Before you buy equipment for your small business, make sure you consider all appropriate options for small business equipment financing.
If you operate a small business, you know that it feels like there is always something you need to buy. For example, you might need new computers for the office, a new industrial-sized air fryer for your empanada catering business, or display racks for your clothing boutique. But it’s something you need now, either to continue with your current operation or to grow to the next level.
Your company may have a cash flow challenge, but you can still get the funding to buy the equipment you need for your company. You have some excellent options to consider, and it’s a good idea to take the time to research your alternatives. For example, you may want to consider a business loan, a business credit card, or a business line of credit. All of these have advantages and disadvantages you should investigate.
One common option when you need equipment financing for a small business is a loan specifically for the equipment. That financing could come from the equipment dealer or retailer, or a financial institution like a bank, credit union, or online broker. Which choice is optimal for your circumstances is the part you have to investigate.
In many situations, the equipment you need can serve as collateral for the loan you obtain to get it. So, if you need a $20,000 convertible scaffold for your painting business, the scaffold is used to secure the loan. If you don’t pay as agreed, the lender can repossess the scaffold you bought and sell it to recoup their investment.
In reality, if you buy new equipment, once you start using it, the value falls below what you paid, so the lender may not get all their money back. Furthermore, the lender is in the lending business, not the painting business. They really don’t want to reclaim, appraise, and sell your scaffold (or any other equipment.) It’s a hassle, and they won’t come out even or ahead. The lender wants to loan money to a business that will pay it back as agreed.
To find the best equipment financing for small businesses, consider a loan broker that will help you uncover the possibilities you might otherwise miss. Don’t overlook the bank your company works with for your checking and other credit needs, but don’t stop there.

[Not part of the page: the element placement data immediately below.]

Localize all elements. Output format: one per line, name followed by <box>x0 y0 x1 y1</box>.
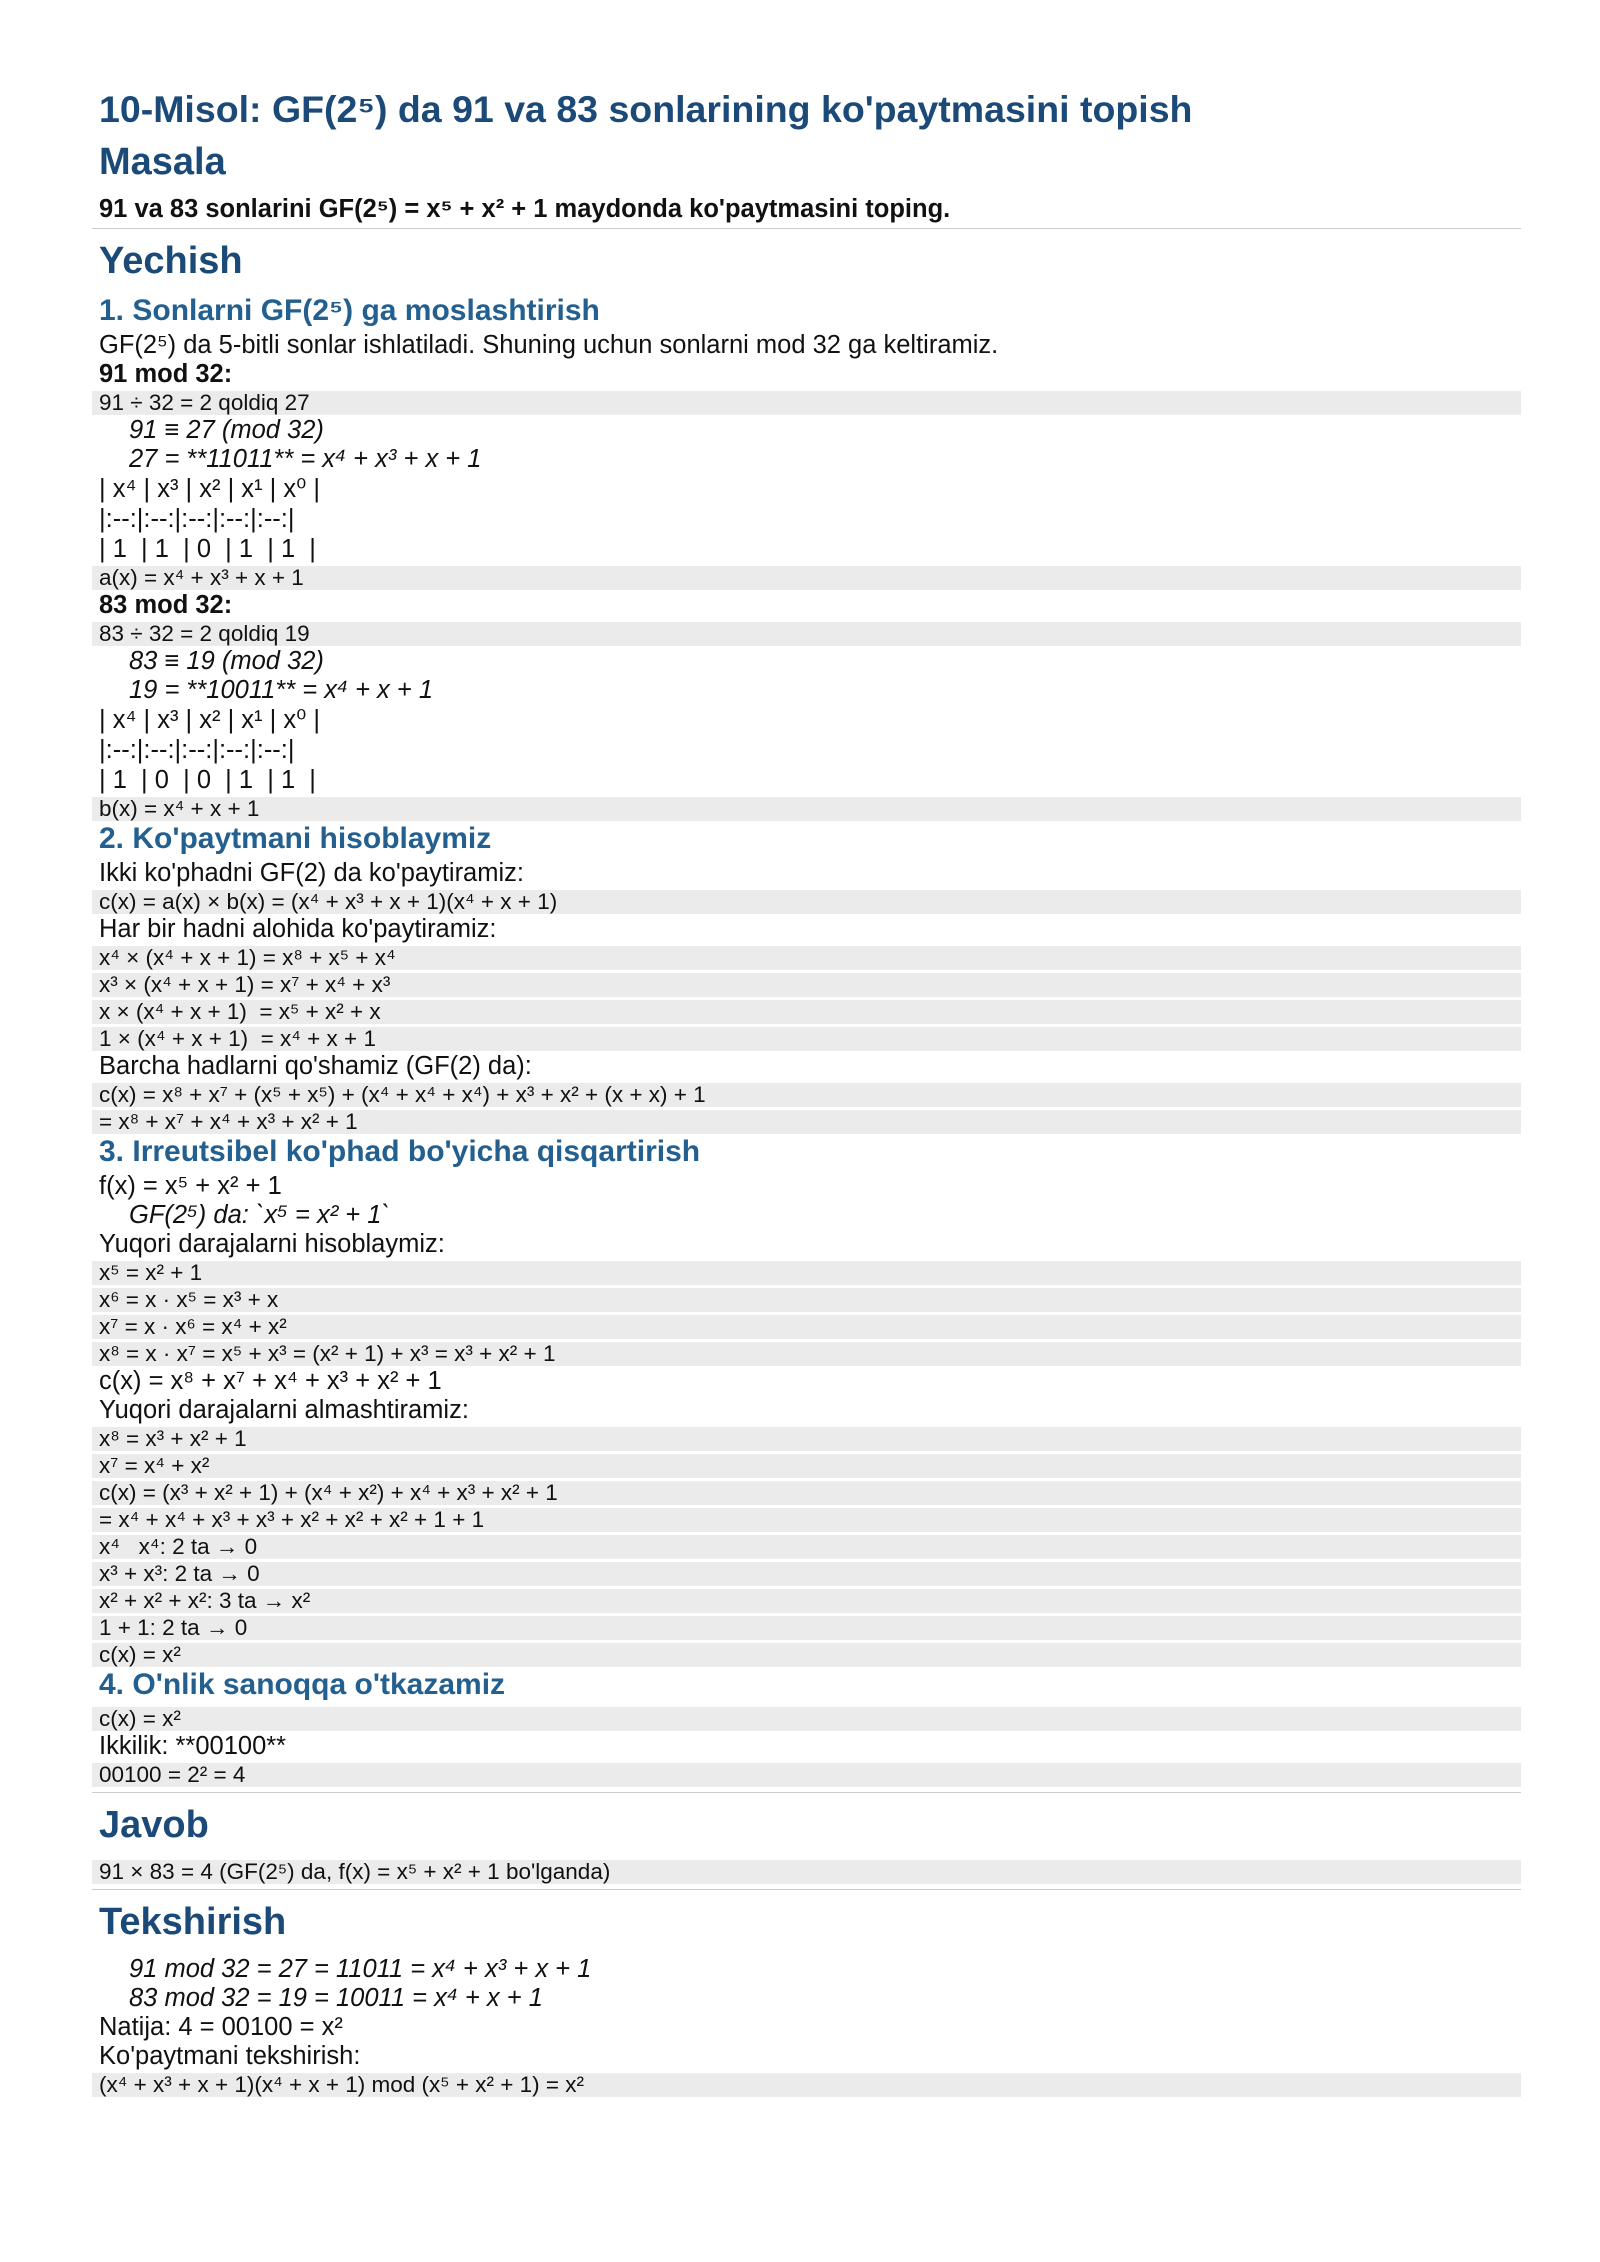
code-line: c(x) = (x³ + x² + 1) + (x⁴ + x²) + x⁴ + x³ + x² + 1 <box>92 1481 1521 1505</box>
code-line: x² + x² + x²: 3 ta → x² <box>92 1589 1521 1613</box>
text-line: Har bir hadni alohida ko'paytiramiz: <box>99 915 497 943</box>
formula-line: 83 mod 32 = 19 = 10011 = x⁴ + x + 1 <box>129 1984 543 2012</box>
table-markup-line: | 1 | 0 | 0 | 1 | 1 | <box>99 766 316 794</box>
code-line: c(x) = x² <box>92 1707 1521 1731</box>
text-line: GF(2⁵) da 5-bitli sonlar ishlatiladi. Shuning uchun sonlarni mod 32 ga keltiramiz. <box>99 331 999 359</box>
table-markup-line: |:--:|:--:|:--:|:--:|:--:| <box>99 736 295 764</box>
code-line: 1 × (x⁴ + x + 1) = x⁴ + x + 1 <box>92 1027 1521 1051</box>
table-markup-line: |:--:|:--:|:--:|:--:|:--:| <box>99 505 295 533</box>
code-line: x⁴ × (x⁴ + x + 1) = x⁸ + x⁵ + x⁴ <box>92 946 1521 970</box>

Consider online lenders, credit unions, and even dealer financing.
Your equipment financing could be a short or long-term loan. It depends partly on what you are buying and how expensive it is. For example, if you purchase something that will depreciate (lose value and usefulness) very quickly, you will probably only be able to obtain short-term financing. That’s why buying office equipment with short repayment periods is typical. The lender doesn’t want the computer to be obsolete even before you finish paying the loan off.
In contrast, equipment financing for small businesses can be obtained for a longer-term if the items you need are durable.
The rate and terms you can get for equipment financing will depend significantly on your credit. That means your company credit and, most likely, your personal credit status as well. If you own and operate a small business, the lender will rely on your individual creditworthiness at least as much as on your company’s financial history. However, you will still need to present detailed financial statements, including profit and loss, for the company. It may also be wise to submit your business plan, particularly if the new equipment will help you expand or improve operations.
Interest rates for small business equipment financing cover a wide range. For example, you might get an interest rate as low as four percent with outstanding credit, or you could pay as much as thirty percent if you have some significant blemishes on your company or personal credit report.
The answer to this depends partly on your credit, the type of equipment you need, and the lender, but the short answer is “most likely.” Lenders like down payments (just like car dealers) because that helps protect them if you default on the loan. If less than the total value is at risk, collecting is easier. In addition, if you have put money in, you are more likely to be committed to the financing.
Don’t look at the down payment as a disadvantage because it may help you obtain better financing terms for the equipment your small business needs. Plus, you can use a reasonable down payment to lower your payments overall. This method will help even more if you don’t get the best interest rate.
One potentially significant advantage of getting small business equipment financing is that you will improve your credit ranking if you successfully make the payments on time. If it’s already good, it will get better, and if it is mediocre or worse, successfully discharging the loan can provide a boost. Your next loan, line of credit, or financing will likely have better terms, saving you money in the future.
If the equipment is heavy and durable, you may also gain a tax deduction for depreciation. Talk to your accountant about that, but consider it when calculating affordability. You may also be able to deduct some of the loan interest from your business income. That’s another topic for your accountant.
Being responsible about how you borrow for your business is one way to foster financial success. If you carefully review the options before deciding, you will be on the path to growth and success for your business.